From an investment banking perspective, this trend competes with or complements traditional brokerage and CFD providers. It might put pressure on firms to digitize, reduce costs, improve margin and derivative offerings, or even partner with or acquire platforms with crypto integrations. Tokenization providers such as Ondo Finance and “Stocks” partnering with LBank indicate growing infrastructure maturation.
Open questions include: how exchanges will ensure transparent pricing and settlement amid regulatory scrutiny; whether regulators will treat such products as securities in various jurisdictions; how liquidity and market-making will behave under stress; and what counterparty risk and operational safeguards (e.g. for corporate actions) are in place.
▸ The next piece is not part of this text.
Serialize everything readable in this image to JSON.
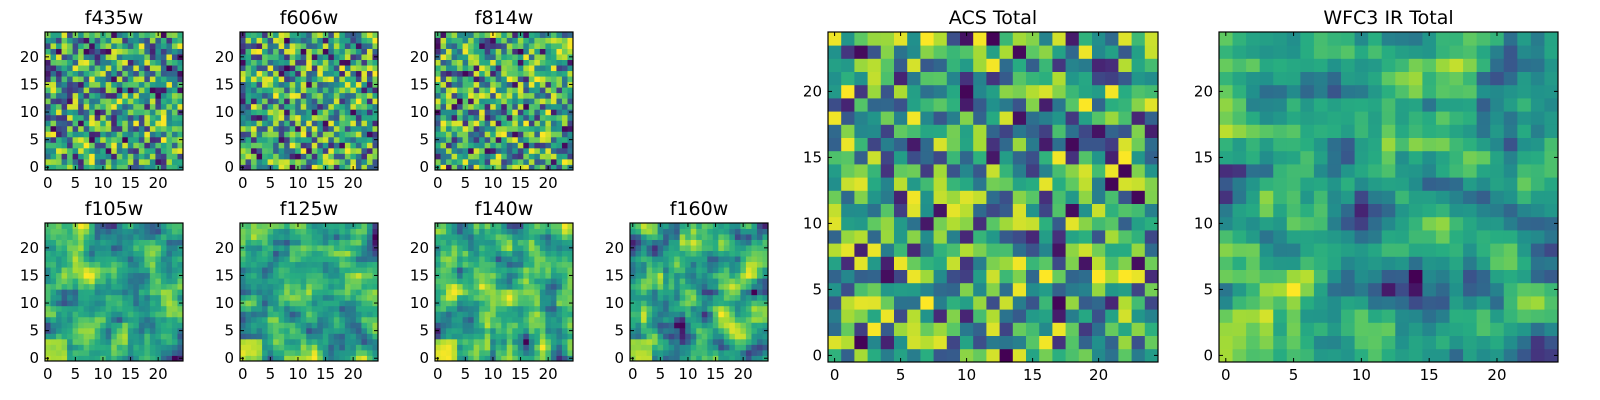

Also, how tax treatment and reporting will be handled for derivative exposure versus direct equity ownership remain unsettled.
Supporting Notes
- LBank U.S. stock futures trading volume has exceeded US$6.3 billion since launch.
- More than 10,000 traders have participated in the U.S. stock futures market on LBank globally.
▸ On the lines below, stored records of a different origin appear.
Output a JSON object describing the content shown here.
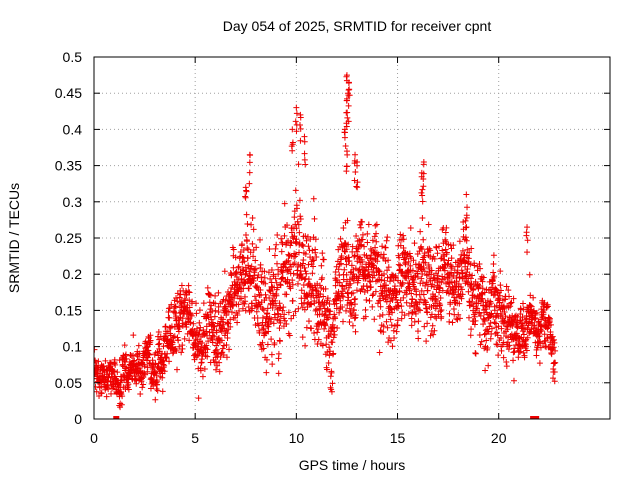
{
  "chart_data": {
    "type": "scatter",
    "title": "Day 054 of 2025, SRMTID for receiver cpnt",
    "xlabel": "GPS time / hours",
    "ylabel": "SRMTID / TECUs",
    "xlim": [
      0,
      25.5
    ],
    "ylim": [
      0,
      0.5
    ],
    "x_ticks": [
      0,
      5,
      10,
      15,
      20
    ],
    "x_tick_labels": [
      "0",
      "5",
      "10",
      "15",
      "20"
    ],
    "y_ticks": [
      0,
      0.05,
      0.1,
      0.15,
      0.2,
      0.25,
      0.3,
      0.35,
      0.4,
      0.45,
      0.5
    ],
    "y_tick_labels": [
      "0",
      "0.05",
      "0.1",
      "0.15",
      "0.2",
      "0.25",
      "0.3",
      "0.35",
      "0.4",
      "0.45",
      "0.5"
    ],
    "grid": true,
    "marker": "+",
    "marker_color": "#ee0000",
    "series": [
      {
        "name": "SRMTID",
        "profile": {
          "x": [
            0,
            0.5,
            1,
            1.5,
            2,
            2.5,
            3,
            3.5,
            4,
            4.5,
            5,
            5.5,
            6,
            6.5,
            7,
            7.5,
            8,
            8.5,
            9,
            9.5,
            10,
            10.5,
            11,
            11.5,
            12,
            12.5,
            13,
            13.5,
            14,
            14.5,
            15,
            15.5,
            16,
            16.5,
            17,
            17.5,
            18,
            18.5,
            19,
            19.5,
            20,
            20.5,
            21,
            21.5,
            22,
            22.5,
            22.8
          ],
          "center": [
            0.065,
            0.06,
            0.055,
            0.06,
            0.065,
            0.065,
            0.07,
            0.08,
            0.12,
            0.15,
            0.11,
            0.12,
            0.13,
            0.14,
            0.16,
            0.2,
            0.17,
            0.15,
            0.14,
            0.2,
            0.22,
            0.2,
            0.19,
            0.14,
            0.17,
            0.2,
            0.2,
            0.18,
            0.19,
            0.17,
            0.18,
            0.2,
            0.21,
            0.2,
            0.19,
            0.18,
            0.2,
            0.19,
            0.16,
            0.15,
            0.14,
            0.13,
            0.12,
            0.13,
            0.12,
            0.12,
            0.08
          ],
          "spread": [
            0.02,
            0.02,
            0.02,
            0.025,
            0.025,
            0.025,
            0.03,
            0.035,
            0.04,
            0.04,
            0.035,
            0.04,
            0.045,
            0.05,
            0.05,
            0.055,
            0.06,
            0.06,
            0.06,
            0.065,
            0.065,
            0.06,
            0.06,
            0.055,
            0.06,
            0.06,
            0.06,
            0.055,
            0.055,
            0.055,
            0.055,
            0.055,
            0.055,
            0.055,
            0.05,
            0.05,
            0.05,
            0.05,
            0.045,
            0.045,
            0.04,
            0.04,
            0.035,
            0.035,
            0.03,
            0.03,
            0.025
          ]
        },
        "peaks": [
          {
            "x": 7.5,
            "y": 0.32
          },
          {
            "x": 7.7,
            "y": 0.365
          },
          {
            "x": 9.8,
            "y": 0.4
          },
          {
            "x": 10.0,
            "y": 0.43
          },
          {
            "x": 10.2,
            "y": 0.42
          },
          {
            "x": 10.4,
            "y": 0.39
          },
          {
            "x": 12.5,
            "y": 0.475
          },
          {
            "x": 12.6,
            "y": 0.465
          },
          {
            "x": 12.55,
            "y": 0.45
          },
          {
            "x": 12.5,
            "y": 0.44
          },
          {
            "x": 12.4,
            "y": 0.4
          },
          {
            "x": 12.5,
            "y": 0.37
          },
          {
            "x": 12.9,
            "y": 0.365
          },
          {
            "x": 13.0,
            "y": 0.355
          },
          {
            "x": 16.3,
            "y": 0.355
          },
          {
            "x": 16.2,
            "y": 0.34
          },
          {
            "x": 18.4,
            "y": 0.31
          },
          {
            "x": 21.4,
            "y": 0.265
          }
        ],
        "zeros": [
          1.1,
          21.7,
          21.75,
          21.8,
          21.85
        ]
      }
    ]
  }
}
- The product launched December 31, 2025, with 35 U.S. equity futures pairs.
- Supported listed names include NVIDIA (NVDA), Tesla (TSLA), Circle (CRCL), MicroStrategy (MSTR), and also HOOD, GE, FIG among high volume.
- Trading is USDT-settled, with leverage up to 20×, and operates around the clock.
- LBank held a trading competition with up to 50% fee discounts and a US$50,000 prize pool to incentivize volume.
- Derivative nature: users do not receive shareholder rights, dividends, or vote; underlying assets are not owned.
- Recently added futures include PEP, ORCL, FIG, LLY, FUTU on December 24, 2025; and AAPL, COIN, AMZN, META, GOOGL, MCD, SPY on December 31, 2025.